Freezing Tissues for Sectioning
1. Cut fresh moist tissue into 2mm cubes. (Stomach, esophagus and intestine from big animals can be opened, cut into strips and rolled. In the case of small animals roll intestine or esophagus inside strips of stomach).
2. Wet forceps with PBS and throw tissue cubes individually into a beaker of liquid nitrogen dont put too many in at once or they will stick together.
3. Place cubes into cryovials precooled in liquid nitrogen. Take care not to have liquid nitrogen in the tubes when you seal the lids or they will become dangerous bombs.
Sectioning Frozen Tissues
4. Mount tissue cubes in a small blob of cryosupport medium on the chucks 30min before you want to cut sections.
5. Use 0 degree angle with knife. Advance block towards the knife. Trim block face using 30mm sections. When the desired area is produced change to 5mm and cut and discard next three sections checking that the roll plate is positioned correctly to give sections that are the same shape as the block and free of wrinkles.
6. Cut 5mm sections and press onto a multiwell glass slide. The chuck must be below the knife while doing this. Brush away section imprint on the knife firmly.
7. Sections in wells 4 and 8 will not photograph well because this region of the slide is not supported on the microscope.
8. Sections of stratified epithelia benefit from air drying overnight otherwise they tend to come off the slide. Other sections should be air dried for 2hrs then used or stored at -20° C (with silica gel crystals to keep them dry). Some tissues such as liver and kidney always look best when cut, stained and photographed on the same day. Tissues vary in their degree of autofluorescence; liver is particularly bad and gives an orange glow.
Tissue sections can be directly stained or first fixed for 5mins in -20C acetone. If the antigen is masked try using saponin in the wash buffers.

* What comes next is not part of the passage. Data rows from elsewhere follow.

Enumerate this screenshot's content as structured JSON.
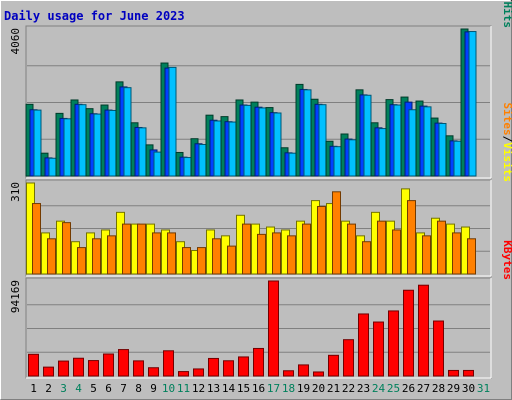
{
  "chart_data": {
    "type": "bar",
    "title": "Daily usage for June 2023",
    "days": [
      "1",
      "2",
      "3",
      "4",
      "5",
      "6",
      "7",
      "8",
      "9",
      "10",
      "11",
      "12",
      "13",
      "14",
      "15",
      "16",
      "17",
      "18",
      "19",
      "20",
      "21",
      "22",
      "23",
      "24",
      "25",
      "26",
      "27",
      "28",
      "29",
      "30",
      "31"
    ],
    "weekend_days": [
      "3",
      "4",
      "10",
      "11",
      "17",
      "18",
      "24",
      "25",
      "31"
    ],
    "panels": [
      {
        "id": "hits",
        "max_label": "4060",
        "ymax": 4060,
        "legend": [
          "Pages",
          "/",
          "Files",
          "/",
          "Hits"
        ],
        "legend_colors": [
          "#00c0ff",
          "#000000",
          "#0040ff",
          "#000000",
          "#00805c"
        ],
        "series": [
          {
            "name": "Hits",
            "color": "#00805c",
            "values": [
              1980,
              630,
              1730,
              2100,
              1860,
              1960,
              2600,
              1470,
              860,
              3120,
              650,
              1030,
              1680,
              1640,
              2100,
              2040,
              1890,
              780,
              2530,
              2120,
              960,
              1160,
              2380,
              1470,
              2110,
              2180,
              2070,
              1600,
              1110,
              4060,
              0
            ]
          },
          {
            "name": "Files",
            "color": "#0040ff",
            "values": [
              1830,
              500,
              1590,
              1980,
              1720,
              1820,
              2460,
              1340,
              720,
              2980,
              520,
              890,
              1540,
              1500,
              1960,
              1900,
              1750,
              640,
              2390,
              1980,
              820,
              1020,
              2240,
              1330,
              1970,
              2040,
              1930,
              1460,
              970,
              3980,
              0
            ]
          },
          {
            "name": "Pages",
            "color": "#00c0ff",
            "values": [
              1820,
              490,
              1580,
              1970,
              1710,
              1810,
              2440,
              1330,
              660,
              3000,
              510,
              870,
              1520,
              1490,
              1950,
              1880,
              1740,
              630,
              2380,
              1970,
              810,
              1000,
              2230,
              1310,
              1960,
              1830,
              1910,
              1450,
              960,
              3990,
              0
            ]
          }
        ]
      },
      {
        "id": "visits",
        "max_label": "310",
        "ymax": 310,
        "legend": [
          "Sites",
          "/",
          "Visits"
        ],
        "legend_colors": [
          "#ff8000",
          "#000000",
          "#ffff00"
        ],
        "series": [
          {
            "name": "Visits",
            "color": "#ffff00",
            "values": [
              310,
              140,
              180,
              110,
              140,
              150,
              210,
              170,
              170,
              150,
              110,
              80,
              150,
              130,
              200,
              170,
              160,
              150,
              180,
              250,
              240,
              180,
              130,
              210,
              180,
              290,
              140,
              190,
              170,
              160,
              0
            ]
          },
          {
            "name": "Sites",
            "color": "#ff8000",
            "values": [
              240,
              120,
              175,
              90,
              120,
              130,
              170,
              170,
              140,
              140,
              90,
              90,
              120,
              95,
              170,
              135,
              140,
              130,
              170,
              230,
              280,
              170,
              110,
              180,
              150,
              250,
              130,
              180,
              140,
              120,
              0
            ]
          }
        ]
      },
      {
        "id": "kbytes",
        "max_label": "94169",
        "ymax": 94169,
        "legend": [
          "KBytes"
        ],
        "legend_colors": [
          "#ff0000"
        ],
        "series": [
          {
            "name": "KBytes",
            "color": "#ff0000",
            "values": [
              21500,
              8800,
              14800,
              17600,
              15300,
              21800,
              26200,
              15000,
              8200,
              25000,
              4400,
              7000,
              17400,
              15100,
              18900,
              27300,
              94169,
              5200,
              11000,
              4000,
              20500,
              36000,
              61500,
              53500,
              64500,
              85000,
              90000,
              54500,
              5500,
              5500,
              0
            ]
          }
        ]
      }
    ]
  },
  "colors": {
    "background": "#bebebe",
    "frame": "#ffffff",
    "panel_dark": "#808080",
    "grid": "#808080"
  }
}
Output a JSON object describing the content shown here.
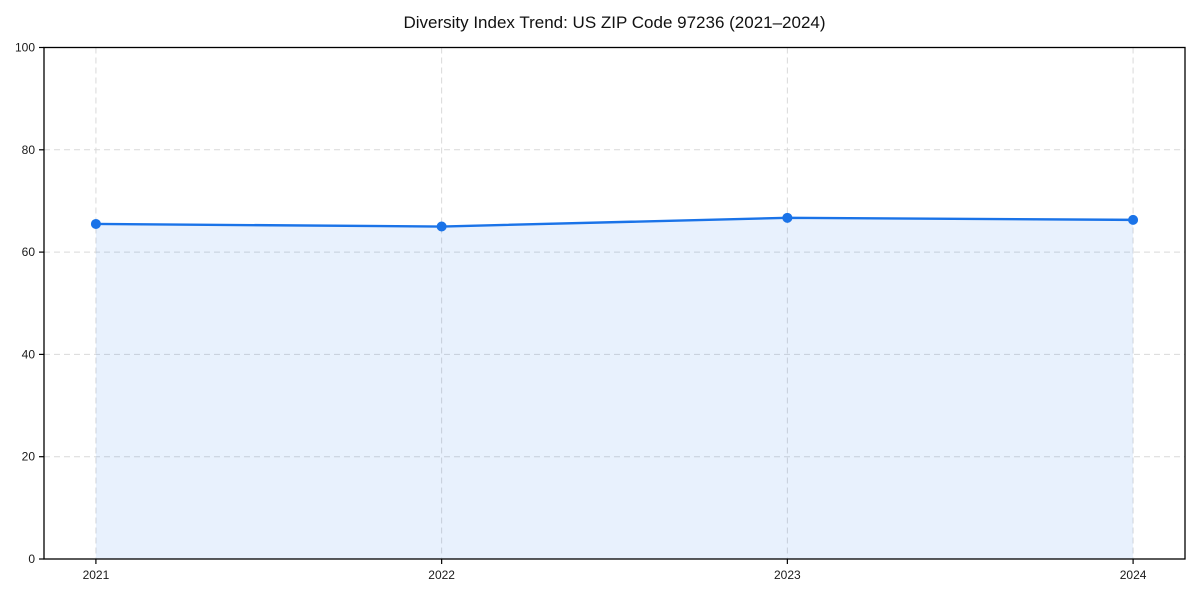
{
  "chart_data": {
    "type": "line",
    "title": "Diversity Index Trend: US ZIP Code 97236 (2021–2024)",
    "x": [
      2021,
      2022,
      2023,
      2024
    ],
    "categories": [
      "2021",
      "2022",
      "2023",
      "2024"
    ],
    "series": [
      {
        "name": "Diversity Index",
        "values": [
          65.5,
          65.0,
          66.7,
          66.3
        ]
      }
    ],
    "xlabel": "",
    "ylabel": "",
    "ylim": [
      0,
      100
    ],
    "yticks": [
      0,
      20,
      40,
      60,
      80,
      100
    ],
    "grid": "both-dashed",
    "legend_position": "none",
    "area_fill": true,
    "marker": "circle",
    "colors": {
      "line": "#1a73e8",
      "marker": "#1a73e8",
      "area_fill": "#1a73e8",
      "area_fill_opacity": 0.1,
      "grid": "#d9d9d9",
      "spine": "#000000",
      "tick_label": "#1a1a1a",
      "background": "#ffffff"
    }
  }
}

Cultured cells should be rinsed in PBS to remove FCS then dipped very quickly in H2O to remove salt and fixed for 10mins in -20C methanol
The sections should never be allowed to dry out during the immunofluorescence procedure; for this reason, set up a humid chamber in which to keep slides during staining (rest the slides on a layer of wet paper towels in a pan and keep them covered during incubation periods).
1. Apply 10-15ul 1X PBS (alone) to each well. (This lowers non-specific binding.) Flick off, then dry between wells with a Kimwipe or remove liquid with vacuum aspirator.
2. Apply 10-15ul of antibody diluted in 1XPBS/1:10,000 azide for 30mins at RT (antibody dilution 1:50 for sera).
3. Shake off antibody and dip slide in 400mls 1XPBS. Wash 3X 10mins in 1XPBS.
4. Dilute secondary antibody in 1XPBS/1:10,000 azide according to manufacturer's instructions and spin for 5mins in a microfuge to pellet aggregates of free fluorescein. Dry around wells with a Kimwipe or use vacuum aspirator and apply 10-15ul secondary antibody for 30 min at RT.
5. Shake off antibody and dip slide in 400mls 1XPBS. Wash 3X 10mins in 1XPBS.
6. Mount slides with coverslips in Gelvatol while still wet (Gelvatol is PBS based) or use Gelmount and in this case seal with nail polish. Store in dark at RT.
7. Controls include:
no antibodies for autofluorescence
PBS + secondary antibodybackground due to secondary antibody
Known positive primary ab + secondary abtest of technique
To enhance nuclear localization
Make all solutions and dilute all antibodies in PBS containing 2mM MgCl and 0.5mM CaCl (PBS-MC)
Rinse cells in PBS-MC
Fix as usual in -20C methanol/acetone 50:50 for 5 mins
Apply antibodies diluted in PBS-MC for only 15 mins
Wash for only 3mins in PBS-MC
Apply secondary antibody diluted in PBS-MC for only 15 mins
Wash for only 3mins in PBS-MC
View while wet under the microscope to determine background if acceptable mount slides in gelvatol.